Superior Intent Extraction with Small Models Through Decomposition

Models & Research

The Engineer

23 Jan 2026 · 4 min read

Cohen and Halpern's technique breaks down complex interactions into simpler tasks, enabling small models to accurately predict user intent, potentially revolutionizing on-device AI assistance.

January 22, 2026

Danielle Cohen and Yoni Halpern, Software Engineers at Google, have introduced a novel approach to understanding user intents from UI interaction trajectories using small models. This method outperforms significantly larger models, making it an exciting development for on-device applications.

The Challenge of User Intent Understanding

As AI technologies advance, the goal is to create agents that can better anticipate and assist with user needs. For mobile devices, this means understanding what users are doing or trying to do when they interact with apps. This context helps predict potential next actions, enhancing user experience. For instance, if a user has been searching for music festivals in Europe and then looks for flights to London, an intelligent agent could suggest festivals in London on the specific dates of interest.

Large multimodal language models (LLMs) are already adept at understanding user intent from UI trajectories. However, using LLMs for this task often involves sending data to a server, which can be slow, costly, and may expose sensitive information. This is where small models come in-lightweight, efficient, and capable of running on-device.

The Decomposition Approach

In their paper "Small Models, Big Results: Achieving Superior Intent Extraction Through Decomposition," presented at EMNLP 2025, Cohen and Halpern propose a two-stage approach to make user intent understanding more tractable for small models:

Stage 1: Summarize Each Screen Separately
- The first stage involves generating a summary of each screen in the UI trajectory. This is done using a smaller multimodal language model (MLLM) that can efficiently process and summarize individual screens.
Stage 2: Extract Intent from Summaries
- In the second stage, another small MLLM takes the sequence of generated summaries as input and extracts the overall user intent. By breaking down the task into manageable parts, the approach reduces the complexity for each model.

Key Benefits

Efficiency: Small models are faster and more resource-efficient, making them ideal for on-device processing.
Privacy: Since data is processed locally, there's no need to send sensitive information to a server.
Performance: Despite their size, these small models achieve results comparable to much larger models.

Implementation Details

The researchers formalized metrics to evaluate model performance, ensuring that the approach could be rigorously tested. Here are some key implementation details:

Model Architecture:
- Summarization Model: A lightweight MLLM trained on a diverse dataset of UI screens and user interactions.
- Intent Extraction Model: Another small MLLM fine-tuned to extract intents from sequences of summaries.
Training Data:
- The models were trained on a large corpus of anonymized user interaction data, ensuring they generalize well to real-world scenarios.
Benchmarks:
- The decomposed approach was tested against several state-of-the-art LLMs and small models.
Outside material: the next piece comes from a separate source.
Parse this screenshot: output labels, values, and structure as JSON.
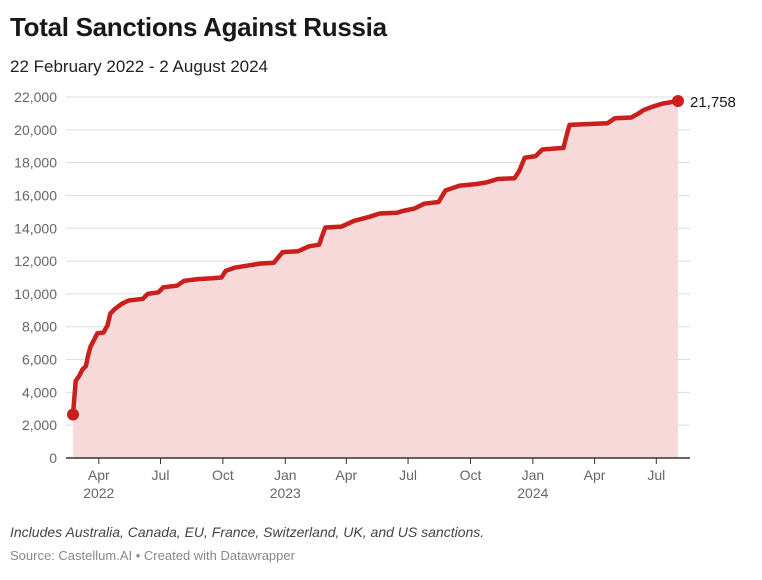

It outperformed larger models in terms of accuracy while maintaining low latency and resource usage.

Practical Applications

This approach has significant implications for on-device applications, particularly in mobile devices and wearables where resource constraints are common. By enabling more efficient and private user intent understanding, it can enhance the user experience across a range of applications, from personal assistants to e-commerce platforms.

Future Directions

The researchers suggest several avenues for future work, including:

Model Optimization: Further optimizing the models to reduce latency and improve accuracy.
Multimodal Integration: Exploring how other modalities (e.g., voice, images) can be integrated into the decomposed approach.
User Feedback: Incorporating user feedback mechanisms to continuously improve model performance.

Conclusion

The decomposition approach presented by Cohen and Halpern offers a promising solution for on-device user intent understanding. By breaking down the task into manageable stages, small models can achieve results that rival those of much larger models, making them an attractive option for resource-constrained environments.